Houston Chronicle

Health care access can be matter of life or death

- By Arthur Garson Jr. Garson, MD, MPH, MACC, is director of the Health Policy Institute at the Texas Medical Center and adjunct professor of Management, Policy and Community Health at the University of Texas School of Public Health. A version of the comme

My favorite patient was born with the same congenital heart condition as Jimmy Kimmel’s son and had exactly the outcome that Kimmel predicted.

My first night as a pediatric cardiology trainee, I helped to care for a fiveyear-old girl who had just had surgery for her heart problem. Her heart stopped three times; three times, I went to tell her parents and grandparen­ts that I did not think she would make it. But she did — and we all bonded.

I went to her graduation ceremonies from grammar school and high school. She had become a wonderful adult with a sense of humor that was phenomenal. She was not able to do physical work but was capable of desk jobs. She had developed a dangerous irregular heartbeat that we were able to control with medication. Her parents had few resources, and she was covered by Medicaid.

Six months to the day after her 19th birthday, her mother called, barely able to speak: They had found her dead in bed. They did some checking, and she had not refilled a prescripti­on for her medication after her Medicaid ran out — six months before. She had a pre-existing condition that no one in her small town would cover — and there were no large employers. This experience devastated all of us — and motivated me go back and get a degree in public health — with the goal of helping the uninsured.

This was the situation 27 years ago. For the past seven years, the Affordable Care Act, or ACA, (which definitely has its warts and needs major surgery) covered pre-existing conditions. The reason for the pre-existing condition provision in the first place is that people are rightly concerned that they might develop a serious condition that would not be covered if they bought insurance when they already had the condition (e.g. developing cancer or heart disease). In the three years between 2007-2009, a congressio­nal investigat­ion of the four largest insurance companies showed that they had denied coverage to 651,000 people — 1 of every 7 who applied — because of pre-existing conditions. Before the ACA, that denial of coverage was all perfectly legal.
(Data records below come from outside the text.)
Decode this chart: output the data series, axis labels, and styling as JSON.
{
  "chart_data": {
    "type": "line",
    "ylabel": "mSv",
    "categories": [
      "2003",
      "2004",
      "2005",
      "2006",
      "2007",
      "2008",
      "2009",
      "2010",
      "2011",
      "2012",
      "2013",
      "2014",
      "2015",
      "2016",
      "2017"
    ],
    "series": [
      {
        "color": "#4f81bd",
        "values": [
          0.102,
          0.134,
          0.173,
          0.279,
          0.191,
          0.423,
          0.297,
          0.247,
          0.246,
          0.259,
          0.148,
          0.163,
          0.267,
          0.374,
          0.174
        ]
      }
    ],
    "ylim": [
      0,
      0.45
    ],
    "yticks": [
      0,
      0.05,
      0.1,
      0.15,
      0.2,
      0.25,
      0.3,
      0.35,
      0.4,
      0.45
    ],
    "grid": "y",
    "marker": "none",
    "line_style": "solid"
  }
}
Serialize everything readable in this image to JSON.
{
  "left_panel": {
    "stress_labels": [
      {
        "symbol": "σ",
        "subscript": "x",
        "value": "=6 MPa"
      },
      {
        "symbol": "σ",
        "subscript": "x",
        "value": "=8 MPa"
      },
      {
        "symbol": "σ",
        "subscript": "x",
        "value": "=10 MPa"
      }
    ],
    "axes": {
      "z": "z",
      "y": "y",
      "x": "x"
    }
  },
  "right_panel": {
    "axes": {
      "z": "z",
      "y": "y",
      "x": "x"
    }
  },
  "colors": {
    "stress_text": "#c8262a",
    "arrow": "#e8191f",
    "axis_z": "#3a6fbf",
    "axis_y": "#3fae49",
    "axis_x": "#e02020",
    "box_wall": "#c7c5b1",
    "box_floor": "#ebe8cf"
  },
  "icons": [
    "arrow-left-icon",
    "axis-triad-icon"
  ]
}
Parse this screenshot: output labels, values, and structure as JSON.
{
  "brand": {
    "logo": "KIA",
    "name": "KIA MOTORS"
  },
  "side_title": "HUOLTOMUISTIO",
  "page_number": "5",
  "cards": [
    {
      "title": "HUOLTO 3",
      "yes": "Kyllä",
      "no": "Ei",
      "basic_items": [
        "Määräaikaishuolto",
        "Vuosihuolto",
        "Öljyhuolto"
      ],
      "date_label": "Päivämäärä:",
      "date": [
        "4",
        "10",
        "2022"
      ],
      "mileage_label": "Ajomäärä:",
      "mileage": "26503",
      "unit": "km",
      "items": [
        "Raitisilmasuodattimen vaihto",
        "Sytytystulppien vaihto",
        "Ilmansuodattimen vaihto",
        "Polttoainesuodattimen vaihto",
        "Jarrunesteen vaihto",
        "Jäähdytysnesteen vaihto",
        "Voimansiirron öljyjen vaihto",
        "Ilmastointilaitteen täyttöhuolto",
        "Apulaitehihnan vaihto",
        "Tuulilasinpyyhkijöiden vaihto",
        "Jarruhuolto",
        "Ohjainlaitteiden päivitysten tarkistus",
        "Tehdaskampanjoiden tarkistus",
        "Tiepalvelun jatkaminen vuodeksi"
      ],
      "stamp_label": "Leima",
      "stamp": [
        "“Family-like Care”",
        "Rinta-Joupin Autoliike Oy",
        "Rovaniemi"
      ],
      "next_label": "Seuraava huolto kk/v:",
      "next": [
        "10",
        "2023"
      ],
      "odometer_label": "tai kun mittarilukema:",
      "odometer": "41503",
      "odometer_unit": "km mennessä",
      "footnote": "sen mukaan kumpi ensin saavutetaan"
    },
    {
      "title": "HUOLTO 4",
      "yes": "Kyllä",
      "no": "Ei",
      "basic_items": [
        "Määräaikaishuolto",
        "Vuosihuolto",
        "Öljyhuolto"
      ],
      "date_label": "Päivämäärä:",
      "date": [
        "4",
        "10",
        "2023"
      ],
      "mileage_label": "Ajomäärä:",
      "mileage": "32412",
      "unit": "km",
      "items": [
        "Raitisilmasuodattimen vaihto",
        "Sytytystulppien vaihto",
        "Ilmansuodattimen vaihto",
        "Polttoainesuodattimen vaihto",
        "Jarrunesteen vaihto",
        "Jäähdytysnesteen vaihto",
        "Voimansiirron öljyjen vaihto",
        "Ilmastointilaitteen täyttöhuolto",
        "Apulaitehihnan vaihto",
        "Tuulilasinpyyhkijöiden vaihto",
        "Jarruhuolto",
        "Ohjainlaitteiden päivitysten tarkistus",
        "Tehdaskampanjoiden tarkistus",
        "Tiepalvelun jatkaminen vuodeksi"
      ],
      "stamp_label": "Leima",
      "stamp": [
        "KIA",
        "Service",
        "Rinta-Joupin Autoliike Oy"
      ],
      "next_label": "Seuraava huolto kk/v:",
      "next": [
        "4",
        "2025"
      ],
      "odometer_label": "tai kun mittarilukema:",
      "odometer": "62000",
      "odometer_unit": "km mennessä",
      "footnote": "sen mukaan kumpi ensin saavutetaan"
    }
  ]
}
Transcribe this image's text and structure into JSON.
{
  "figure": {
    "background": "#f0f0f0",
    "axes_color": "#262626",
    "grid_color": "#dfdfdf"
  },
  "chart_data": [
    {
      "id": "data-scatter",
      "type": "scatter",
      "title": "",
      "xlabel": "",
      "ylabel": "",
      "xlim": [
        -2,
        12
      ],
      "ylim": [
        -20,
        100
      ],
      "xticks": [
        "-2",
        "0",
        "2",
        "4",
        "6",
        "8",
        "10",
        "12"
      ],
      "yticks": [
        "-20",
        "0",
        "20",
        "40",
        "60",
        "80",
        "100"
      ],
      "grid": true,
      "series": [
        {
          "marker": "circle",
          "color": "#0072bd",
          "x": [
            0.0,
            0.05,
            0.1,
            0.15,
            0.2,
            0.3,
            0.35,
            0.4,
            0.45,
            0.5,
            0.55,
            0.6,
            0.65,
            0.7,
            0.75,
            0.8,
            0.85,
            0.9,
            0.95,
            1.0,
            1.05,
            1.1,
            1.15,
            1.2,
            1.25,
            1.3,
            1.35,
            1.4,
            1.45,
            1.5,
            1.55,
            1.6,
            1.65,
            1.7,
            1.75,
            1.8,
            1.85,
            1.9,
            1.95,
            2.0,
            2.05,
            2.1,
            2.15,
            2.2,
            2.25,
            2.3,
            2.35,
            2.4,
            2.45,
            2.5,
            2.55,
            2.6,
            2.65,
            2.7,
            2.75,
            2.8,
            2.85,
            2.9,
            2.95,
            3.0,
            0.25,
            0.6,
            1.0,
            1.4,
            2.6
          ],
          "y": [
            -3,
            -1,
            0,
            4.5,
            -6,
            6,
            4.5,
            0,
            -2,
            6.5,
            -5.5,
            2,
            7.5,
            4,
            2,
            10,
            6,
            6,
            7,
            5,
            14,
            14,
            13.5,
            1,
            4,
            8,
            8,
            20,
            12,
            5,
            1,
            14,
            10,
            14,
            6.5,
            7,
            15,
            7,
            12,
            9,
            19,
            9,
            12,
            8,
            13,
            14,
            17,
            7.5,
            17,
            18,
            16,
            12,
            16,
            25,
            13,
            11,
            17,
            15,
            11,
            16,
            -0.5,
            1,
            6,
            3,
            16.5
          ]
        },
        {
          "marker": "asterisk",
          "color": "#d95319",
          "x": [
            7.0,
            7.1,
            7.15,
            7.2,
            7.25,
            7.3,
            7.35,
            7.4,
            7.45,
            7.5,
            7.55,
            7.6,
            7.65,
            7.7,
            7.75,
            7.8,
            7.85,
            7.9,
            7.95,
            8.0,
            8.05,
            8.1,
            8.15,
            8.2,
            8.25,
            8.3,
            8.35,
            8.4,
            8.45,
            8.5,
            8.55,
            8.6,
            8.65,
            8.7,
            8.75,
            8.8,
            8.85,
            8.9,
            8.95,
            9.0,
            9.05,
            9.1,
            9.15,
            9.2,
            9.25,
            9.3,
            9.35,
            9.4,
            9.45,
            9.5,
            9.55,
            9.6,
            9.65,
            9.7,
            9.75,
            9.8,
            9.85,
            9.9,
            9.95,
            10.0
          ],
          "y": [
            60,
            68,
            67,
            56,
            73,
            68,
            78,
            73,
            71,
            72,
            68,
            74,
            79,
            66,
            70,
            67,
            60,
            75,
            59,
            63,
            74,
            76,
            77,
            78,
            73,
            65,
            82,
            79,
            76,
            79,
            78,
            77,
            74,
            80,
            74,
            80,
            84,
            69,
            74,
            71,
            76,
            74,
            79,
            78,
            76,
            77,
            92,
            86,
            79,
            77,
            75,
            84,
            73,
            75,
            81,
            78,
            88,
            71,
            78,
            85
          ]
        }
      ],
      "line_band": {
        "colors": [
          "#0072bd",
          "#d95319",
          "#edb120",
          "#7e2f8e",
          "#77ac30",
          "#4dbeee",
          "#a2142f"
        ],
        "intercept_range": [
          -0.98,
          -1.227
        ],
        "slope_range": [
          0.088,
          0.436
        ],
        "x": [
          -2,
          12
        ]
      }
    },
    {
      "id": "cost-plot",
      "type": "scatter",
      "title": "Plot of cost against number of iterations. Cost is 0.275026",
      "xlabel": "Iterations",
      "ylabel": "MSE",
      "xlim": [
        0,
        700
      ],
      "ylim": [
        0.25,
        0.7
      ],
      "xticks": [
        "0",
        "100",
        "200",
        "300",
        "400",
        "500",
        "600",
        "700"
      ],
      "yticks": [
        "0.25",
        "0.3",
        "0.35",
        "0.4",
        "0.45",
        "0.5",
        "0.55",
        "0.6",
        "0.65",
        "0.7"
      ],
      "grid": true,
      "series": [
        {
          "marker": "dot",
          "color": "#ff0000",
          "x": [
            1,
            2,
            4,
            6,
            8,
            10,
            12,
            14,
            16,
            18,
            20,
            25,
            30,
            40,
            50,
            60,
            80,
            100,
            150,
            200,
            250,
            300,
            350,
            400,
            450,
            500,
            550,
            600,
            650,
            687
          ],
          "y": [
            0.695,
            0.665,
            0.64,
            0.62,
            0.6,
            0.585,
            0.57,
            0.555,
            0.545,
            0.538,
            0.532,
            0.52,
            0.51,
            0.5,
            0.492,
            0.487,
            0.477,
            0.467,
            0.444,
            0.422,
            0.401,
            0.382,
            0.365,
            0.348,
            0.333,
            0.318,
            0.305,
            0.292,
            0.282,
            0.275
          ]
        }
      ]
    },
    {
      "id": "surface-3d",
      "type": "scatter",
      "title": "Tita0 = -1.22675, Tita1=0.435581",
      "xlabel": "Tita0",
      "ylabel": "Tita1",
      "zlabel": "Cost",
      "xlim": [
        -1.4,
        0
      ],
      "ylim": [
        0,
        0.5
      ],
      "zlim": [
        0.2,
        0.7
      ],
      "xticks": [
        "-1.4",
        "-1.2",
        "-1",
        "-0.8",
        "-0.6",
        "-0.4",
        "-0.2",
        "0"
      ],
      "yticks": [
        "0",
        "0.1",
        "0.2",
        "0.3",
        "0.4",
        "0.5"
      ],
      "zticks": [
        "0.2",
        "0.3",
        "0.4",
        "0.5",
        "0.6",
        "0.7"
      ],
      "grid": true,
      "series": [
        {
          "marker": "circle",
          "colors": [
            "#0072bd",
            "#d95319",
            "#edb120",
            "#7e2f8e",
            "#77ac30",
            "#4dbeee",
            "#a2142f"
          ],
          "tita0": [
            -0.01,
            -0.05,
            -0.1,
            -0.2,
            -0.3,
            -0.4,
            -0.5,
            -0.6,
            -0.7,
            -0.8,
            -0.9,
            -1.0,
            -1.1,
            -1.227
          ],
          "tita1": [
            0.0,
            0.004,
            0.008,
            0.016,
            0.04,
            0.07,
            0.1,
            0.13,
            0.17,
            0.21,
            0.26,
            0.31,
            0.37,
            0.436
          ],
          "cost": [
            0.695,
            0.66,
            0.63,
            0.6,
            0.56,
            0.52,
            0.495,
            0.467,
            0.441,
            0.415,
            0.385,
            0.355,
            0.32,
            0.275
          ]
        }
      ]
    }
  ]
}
The preexistin­g condition exclusion was the only “stimulus” to have healthy people buy insurance — and it worked: Healthy people did buy insurance.

The American Health Care Act (AHCA) that the U.S. House of Representa­tives recently passed permits each state to apply to the federal government to permit pre-existing condition exclusions, as long as they do one of the following: “reduce average premiums for health insurance coverage in the state; increase enrollment in health insurance coverage” or “increase the choice of health plans in the state.” Imagine how easy it will be for the state, for example, to add just one health plan, and they could meet the criteria — thus permitting pre-existing exclusions.

The bill also requires that states that permit pre-existing exclusions have in place ways to help people with pre-existing conditions, such as high-risk pools where people with high medical expenses can be paid for separately. Texas has a high-risk pool, with 2.6 percent of eligible people actually participat­ing in the pool. Why do so few people participat­e? The rates are permitted to be more than the current insurance rates, which people can’t afford to begin with, and the pool has a pre-existing condition exclusion requiring the ill person to wait a year before coverage. No wonder people don’t sign up for high-risk pools.

The AHCA, meanwhile, is projected to add 24 million people to the ranks of the uninsured.

A number of members of Congress from both sides of the aisle have said after the passage of the ACA-replacemen­t bill that they expect the Senate to fix it. This is akin to someone jumping out of a plane without a parachute alongside someone who does have one and expecting the better-prepared sky diver to embrace the other while both land safely. I hope the Senate has a strong parachute.

Had the Affordable Care Act existed at the time, my favorite patient would still be alive. But she surely would have died with the proposal now before Congress.